Laut fluchend kam Filch angerannt, er blieb auf der obersten Stufe stehen und lauschte. Das Getöse von unten ließ ihn weiterlaufen, die beiden Jungen, die sich unter ihrem Tarnumhang an die Wand gedrängt hatten, bemerkte er nicht.

„Verdammter Peeves, dir werd ich's zeigen!"

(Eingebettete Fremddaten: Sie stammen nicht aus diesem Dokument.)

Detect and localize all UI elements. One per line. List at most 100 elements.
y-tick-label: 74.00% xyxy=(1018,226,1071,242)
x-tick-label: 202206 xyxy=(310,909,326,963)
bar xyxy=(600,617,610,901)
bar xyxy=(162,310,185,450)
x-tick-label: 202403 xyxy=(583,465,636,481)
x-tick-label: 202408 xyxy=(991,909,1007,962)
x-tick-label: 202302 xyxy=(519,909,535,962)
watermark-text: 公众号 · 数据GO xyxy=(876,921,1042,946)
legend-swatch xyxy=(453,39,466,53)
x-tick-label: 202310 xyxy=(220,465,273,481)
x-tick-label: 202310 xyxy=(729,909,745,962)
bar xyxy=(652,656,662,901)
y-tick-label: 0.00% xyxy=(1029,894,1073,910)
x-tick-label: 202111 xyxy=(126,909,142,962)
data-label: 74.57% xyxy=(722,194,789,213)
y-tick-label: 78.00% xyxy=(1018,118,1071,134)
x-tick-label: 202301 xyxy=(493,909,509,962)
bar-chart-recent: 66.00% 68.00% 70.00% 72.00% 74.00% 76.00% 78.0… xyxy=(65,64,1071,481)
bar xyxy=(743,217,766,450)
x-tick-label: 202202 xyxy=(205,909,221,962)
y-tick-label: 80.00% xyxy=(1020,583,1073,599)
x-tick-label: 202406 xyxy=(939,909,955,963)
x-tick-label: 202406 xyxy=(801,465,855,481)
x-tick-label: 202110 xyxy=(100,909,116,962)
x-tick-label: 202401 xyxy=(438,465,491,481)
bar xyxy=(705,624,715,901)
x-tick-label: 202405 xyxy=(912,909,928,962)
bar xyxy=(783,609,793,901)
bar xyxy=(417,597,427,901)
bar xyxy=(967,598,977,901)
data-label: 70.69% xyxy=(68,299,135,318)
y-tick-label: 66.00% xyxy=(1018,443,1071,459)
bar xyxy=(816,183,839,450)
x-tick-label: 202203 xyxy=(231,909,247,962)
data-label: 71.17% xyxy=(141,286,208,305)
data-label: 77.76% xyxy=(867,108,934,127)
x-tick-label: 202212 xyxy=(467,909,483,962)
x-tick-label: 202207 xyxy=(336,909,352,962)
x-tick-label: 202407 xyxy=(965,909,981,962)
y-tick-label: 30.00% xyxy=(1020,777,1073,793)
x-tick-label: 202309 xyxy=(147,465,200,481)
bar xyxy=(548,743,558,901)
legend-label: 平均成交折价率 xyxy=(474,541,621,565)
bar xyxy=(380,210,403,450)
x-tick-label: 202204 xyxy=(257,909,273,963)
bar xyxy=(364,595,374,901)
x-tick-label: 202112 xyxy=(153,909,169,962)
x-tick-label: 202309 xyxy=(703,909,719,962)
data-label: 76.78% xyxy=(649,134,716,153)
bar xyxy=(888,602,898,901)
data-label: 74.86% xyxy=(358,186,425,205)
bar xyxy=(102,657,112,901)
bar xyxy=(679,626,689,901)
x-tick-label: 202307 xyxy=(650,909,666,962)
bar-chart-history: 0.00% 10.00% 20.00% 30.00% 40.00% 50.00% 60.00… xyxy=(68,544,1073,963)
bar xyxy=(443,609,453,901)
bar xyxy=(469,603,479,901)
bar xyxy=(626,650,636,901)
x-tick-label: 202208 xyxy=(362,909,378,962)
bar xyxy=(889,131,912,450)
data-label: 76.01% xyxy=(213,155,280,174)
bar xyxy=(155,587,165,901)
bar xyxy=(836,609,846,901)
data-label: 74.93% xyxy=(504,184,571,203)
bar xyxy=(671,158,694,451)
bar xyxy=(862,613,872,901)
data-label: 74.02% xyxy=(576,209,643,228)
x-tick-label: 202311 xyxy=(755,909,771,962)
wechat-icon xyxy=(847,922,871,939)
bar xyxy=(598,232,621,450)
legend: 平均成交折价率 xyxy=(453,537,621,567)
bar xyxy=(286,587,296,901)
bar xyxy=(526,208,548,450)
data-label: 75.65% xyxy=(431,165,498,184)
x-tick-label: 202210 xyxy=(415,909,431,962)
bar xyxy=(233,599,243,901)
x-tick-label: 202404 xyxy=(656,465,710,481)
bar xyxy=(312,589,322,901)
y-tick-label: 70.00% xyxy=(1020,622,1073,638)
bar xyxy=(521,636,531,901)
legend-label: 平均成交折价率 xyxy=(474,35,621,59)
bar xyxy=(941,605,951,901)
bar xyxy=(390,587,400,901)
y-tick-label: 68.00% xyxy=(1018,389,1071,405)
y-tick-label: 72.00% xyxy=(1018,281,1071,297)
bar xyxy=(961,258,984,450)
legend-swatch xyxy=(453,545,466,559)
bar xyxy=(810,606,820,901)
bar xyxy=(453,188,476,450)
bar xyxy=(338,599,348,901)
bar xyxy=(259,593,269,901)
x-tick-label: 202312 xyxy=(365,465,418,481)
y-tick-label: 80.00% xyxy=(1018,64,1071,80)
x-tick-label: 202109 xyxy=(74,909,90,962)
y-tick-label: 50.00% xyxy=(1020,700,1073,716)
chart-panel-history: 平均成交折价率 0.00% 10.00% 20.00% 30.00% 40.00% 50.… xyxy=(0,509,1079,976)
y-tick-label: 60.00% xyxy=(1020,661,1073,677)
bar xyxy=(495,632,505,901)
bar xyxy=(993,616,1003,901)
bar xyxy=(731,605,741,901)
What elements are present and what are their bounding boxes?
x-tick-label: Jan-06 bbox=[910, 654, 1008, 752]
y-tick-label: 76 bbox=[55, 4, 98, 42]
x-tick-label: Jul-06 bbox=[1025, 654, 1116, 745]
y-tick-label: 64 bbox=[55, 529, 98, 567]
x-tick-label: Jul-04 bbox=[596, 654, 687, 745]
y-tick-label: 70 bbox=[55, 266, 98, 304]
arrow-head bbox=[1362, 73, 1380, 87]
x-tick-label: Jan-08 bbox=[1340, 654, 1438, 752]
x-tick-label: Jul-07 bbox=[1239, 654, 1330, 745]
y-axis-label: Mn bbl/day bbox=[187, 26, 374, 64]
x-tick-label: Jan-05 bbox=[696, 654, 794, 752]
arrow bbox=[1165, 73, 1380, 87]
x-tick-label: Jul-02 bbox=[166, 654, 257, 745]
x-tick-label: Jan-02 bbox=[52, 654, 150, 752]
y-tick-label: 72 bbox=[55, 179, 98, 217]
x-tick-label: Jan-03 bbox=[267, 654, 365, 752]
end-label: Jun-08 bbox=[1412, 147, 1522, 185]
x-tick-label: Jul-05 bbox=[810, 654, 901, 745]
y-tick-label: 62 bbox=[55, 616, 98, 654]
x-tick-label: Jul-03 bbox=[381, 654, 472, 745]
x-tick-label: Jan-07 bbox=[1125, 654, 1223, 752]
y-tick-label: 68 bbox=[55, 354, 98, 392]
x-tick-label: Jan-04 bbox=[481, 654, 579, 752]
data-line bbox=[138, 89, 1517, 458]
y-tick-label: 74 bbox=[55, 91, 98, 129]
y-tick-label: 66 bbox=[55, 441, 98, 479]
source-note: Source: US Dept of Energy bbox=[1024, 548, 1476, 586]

Dann war er um eine Ecke verschwunden, immer dem Lärm hinterher. Albus ließ die Luft, die er die ganze Zeit über angehalten hatte, wieder geräuschvoll entweichen. Er warf Scorpius einen Blick zu und nickte. „Komm, lass uns weitergehen!"

Aber sie kamen nicht weit, zwei Mädchen aus Ravenclaw tauchten plötzlich aus einem Seitengang auf und spähten über das Geländer. Sie kicherten über ihren gelungenen Scherz. Besorgt sah Albus zu seinem Freund. Scorpius wurde immer blasser, es war höchste Zeit, dass sie in die Wärme des Gemeinschaftsraumes kamen. Kurzerhand patschte der Gryffindor einem der Mädchen auf den Rücken und rief. „Boooh!"

Kreischend packten sie sich an den Händen und liefen schnell in Richtung Ravenclaw-Turm. Albus' Kopf tauchte plötzlich auf, er schaute sich kurz um, ob die Luft rein war, dann verwand er wieder.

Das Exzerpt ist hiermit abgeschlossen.